後日、設備会社社長の友人に久々に連絡を取り、代官山で女性を交えて食事会をする旨を伝えた。もちろん、彼は思いがけないセッティングに大いに乗り気になり、「二人とも美人なのか?」と聞いてくる。
「それは会ってからのお楽しみだね。」と僕は気を持たせるような返答をする。
「それにしても君は、以前のママ友合コンといい、よく女性を集められるね。」と感心するので、
「あのママ友合コンから10年近く経つけど、君はママ友グループの人妻の一人と不倫関係になり、会社に採用して、社内で身近においていたみたいだけど、その後、どうなった?」と興味本位で尋ねる。
「その事は色々あってさ、また、いずれ話すよ。」とかわされる。
僕は、当時は、社長という立場からして社内の女性とは男女関係にはならない、という信条があって、彼のように不倫相手の女性を会社に入社させるなんてもっての外だと考えていた。
食事会の当日になり、代官山の萬葉庭にあおいと僕は早めに来て、予約していた席についた。
中庭に広がる池に向かって解放された半個室で、植栽された花々がライトアップされ、幻想的な景観が演出されている。
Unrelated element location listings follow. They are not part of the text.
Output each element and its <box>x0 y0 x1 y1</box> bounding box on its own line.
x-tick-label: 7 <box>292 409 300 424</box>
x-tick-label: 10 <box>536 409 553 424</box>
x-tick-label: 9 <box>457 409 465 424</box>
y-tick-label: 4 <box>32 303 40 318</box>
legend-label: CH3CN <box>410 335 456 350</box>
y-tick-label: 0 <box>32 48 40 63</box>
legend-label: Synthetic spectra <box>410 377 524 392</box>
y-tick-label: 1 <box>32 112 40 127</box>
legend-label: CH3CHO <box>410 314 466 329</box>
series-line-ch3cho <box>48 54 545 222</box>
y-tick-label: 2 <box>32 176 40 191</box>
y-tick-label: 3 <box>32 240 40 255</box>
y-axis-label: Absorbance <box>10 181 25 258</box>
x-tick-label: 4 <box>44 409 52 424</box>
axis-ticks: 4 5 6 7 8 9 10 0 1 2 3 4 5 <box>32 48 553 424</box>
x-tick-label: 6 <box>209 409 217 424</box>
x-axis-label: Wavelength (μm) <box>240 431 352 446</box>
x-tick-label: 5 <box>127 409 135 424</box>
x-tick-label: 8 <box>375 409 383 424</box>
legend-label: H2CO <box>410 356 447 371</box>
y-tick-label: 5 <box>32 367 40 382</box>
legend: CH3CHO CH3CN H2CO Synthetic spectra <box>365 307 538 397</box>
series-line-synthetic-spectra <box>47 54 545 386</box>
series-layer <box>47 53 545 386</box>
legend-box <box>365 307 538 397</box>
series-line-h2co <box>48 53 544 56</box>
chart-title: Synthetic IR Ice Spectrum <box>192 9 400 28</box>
「素敵、期待通りだわ。」とあおいは満足気だ。彼女もその場の雰囲気に合わせたかのように、ドレスアップして胸元が大きく開いた白いキャミソールワンピースにシースルーのロングカーデガンをコーディネートして、色気が零れ落ちるような装いだ。
しばらくして、待ち合わせ時間になり、あおいの友人のはるちゃん、ほぼ同時ぐらいに僕の友人も来る。
彼女は以前にはよく可愛げなカジュアルな服装をしていたが、今回は、薄いピンクのシャーリングのベアトップスにレースのボレロを着こなして、いつもの可愛らしさにも色っぽさを感じさせる。
初夏とはいえ、二人とも似たような肌を露出させた装いは、男性目線を充分に魅了させる。
4人が揃ってテーブルを囲み、笑顔を交わすと彼が開口一番に、
「店の入り口で、綺麗な女の子がいて、僕の前を歩いて行き、同じ部屋に案内されていくので、まさか、と思って驚いたよ。」と満面笑みで話す。
「それって、君が後をつけたんじゃないか? ストーカー並みだね。」と僕が茶化すと、
「いや、そんな偶然にラッキーと思ったよ。」とはるちゃんを見ながら応える。
「その視線がいやらしいんだよね。」とさらに突っ込みを入れると、
あおいが、「貴方、言い過ぎよ、人当たりのよさそうな面白い方じゃない。」と僕を諌める。
当のはるちゃんは微笑みながら、そんなやりとりを眺めている。